A: Admission to the Facility

Policy Statement 8: Development of Intake Procedure

Establish a comprehensive, standardized, objective, and validated intake procedure that, upon the admission of the inmate to the corrections facility, can be used to assess the individual's strengths, risks, and needs.

Recommendation C: Develop an intake procedure appropriate to a short-term jail setting.

With jail admissions, where generally short sentences can make a lengthy and comprehensive procedure impractical, administrators should adopt or develop an evidence-based, abbreviated intake procedure. Jail intake procedures should focus on providing inmates with immediate access to core programs and on linking inmates to community-based organizations which can engage or continue to provide services to these individuals after they are released from jail.

Example: Orientation program, Hampden County Jail and House of Correction (MA)

Hampden County requires all sentenced individuals to participate in a five-week orientation program, which is broken down into two phases.

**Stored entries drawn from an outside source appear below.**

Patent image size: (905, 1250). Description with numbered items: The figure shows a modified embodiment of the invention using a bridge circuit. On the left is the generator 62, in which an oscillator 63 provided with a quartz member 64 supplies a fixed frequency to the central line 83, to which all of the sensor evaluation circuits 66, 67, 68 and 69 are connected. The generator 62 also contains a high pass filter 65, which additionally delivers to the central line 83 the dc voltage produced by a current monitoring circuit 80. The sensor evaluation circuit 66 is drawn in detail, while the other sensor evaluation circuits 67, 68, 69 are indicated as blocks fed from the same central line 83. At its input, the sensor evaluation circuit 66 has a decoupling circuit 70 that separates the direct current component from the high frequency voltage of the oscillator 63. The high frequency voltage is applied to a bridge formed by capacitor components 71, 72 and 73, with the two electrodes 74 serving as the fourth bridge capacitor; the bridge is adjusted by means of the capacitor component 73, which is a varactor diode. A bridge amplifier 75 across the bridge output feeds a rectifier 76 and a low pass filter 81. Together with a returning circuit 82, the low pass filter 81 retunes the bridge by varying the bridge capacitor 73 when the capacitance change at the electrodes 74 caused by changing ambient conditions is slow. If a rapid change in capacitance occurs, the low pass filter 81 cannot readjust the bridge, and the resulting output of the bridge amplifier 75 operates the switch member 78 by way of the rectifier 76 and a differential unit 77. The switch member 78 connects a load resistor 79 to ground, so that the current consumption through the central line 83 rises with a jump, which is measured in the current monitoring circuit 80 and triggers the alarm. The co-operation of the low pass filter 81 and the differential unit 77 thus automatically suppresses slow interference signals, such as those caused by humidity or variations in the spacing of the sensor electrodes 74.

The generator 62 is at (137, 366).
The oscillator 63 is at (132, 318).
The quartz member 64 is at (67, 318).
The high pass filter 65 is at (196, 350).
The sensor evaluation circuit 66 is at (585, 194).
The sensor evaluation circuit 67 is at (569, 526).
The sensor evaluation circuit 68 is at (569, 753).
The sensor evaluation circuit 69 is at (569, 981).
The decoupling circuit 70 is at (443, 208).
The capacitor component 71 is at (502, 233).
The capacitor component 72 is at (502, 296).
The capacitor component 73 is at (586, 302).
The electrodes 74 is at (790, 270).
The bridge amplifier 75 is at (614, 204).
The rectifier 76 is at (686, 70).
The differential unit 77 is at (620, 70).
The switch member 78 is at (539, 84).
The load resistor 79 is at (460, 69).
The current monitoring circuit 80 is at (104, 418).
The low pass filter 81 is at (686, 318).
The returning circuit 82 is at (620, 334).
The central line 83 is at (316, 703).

During phase one, which lasts one week, inmates undergo LSI-R:SV screening to determine their Individual Service Plans (ISP) and attend Fundamental Programming, daily classes focused on substance abuse, education, employment, and anger management. During phase two, inmates participate in a four-week course of intensive programming based on their ISPs. Phase two programs address victim impact issues and cognitive thinking skills, as well as the areas covered by the first phase.

Jail administrators may also abbreviate the individual instruments. A packaged or integrated instrument that can combine the issue areas assessed in more comprehensive, distinct instruments into a shorter, if less precise, bundle. As with any instrument, an integrated assessment should be applied only if it has been normed and validated by qualified professionals.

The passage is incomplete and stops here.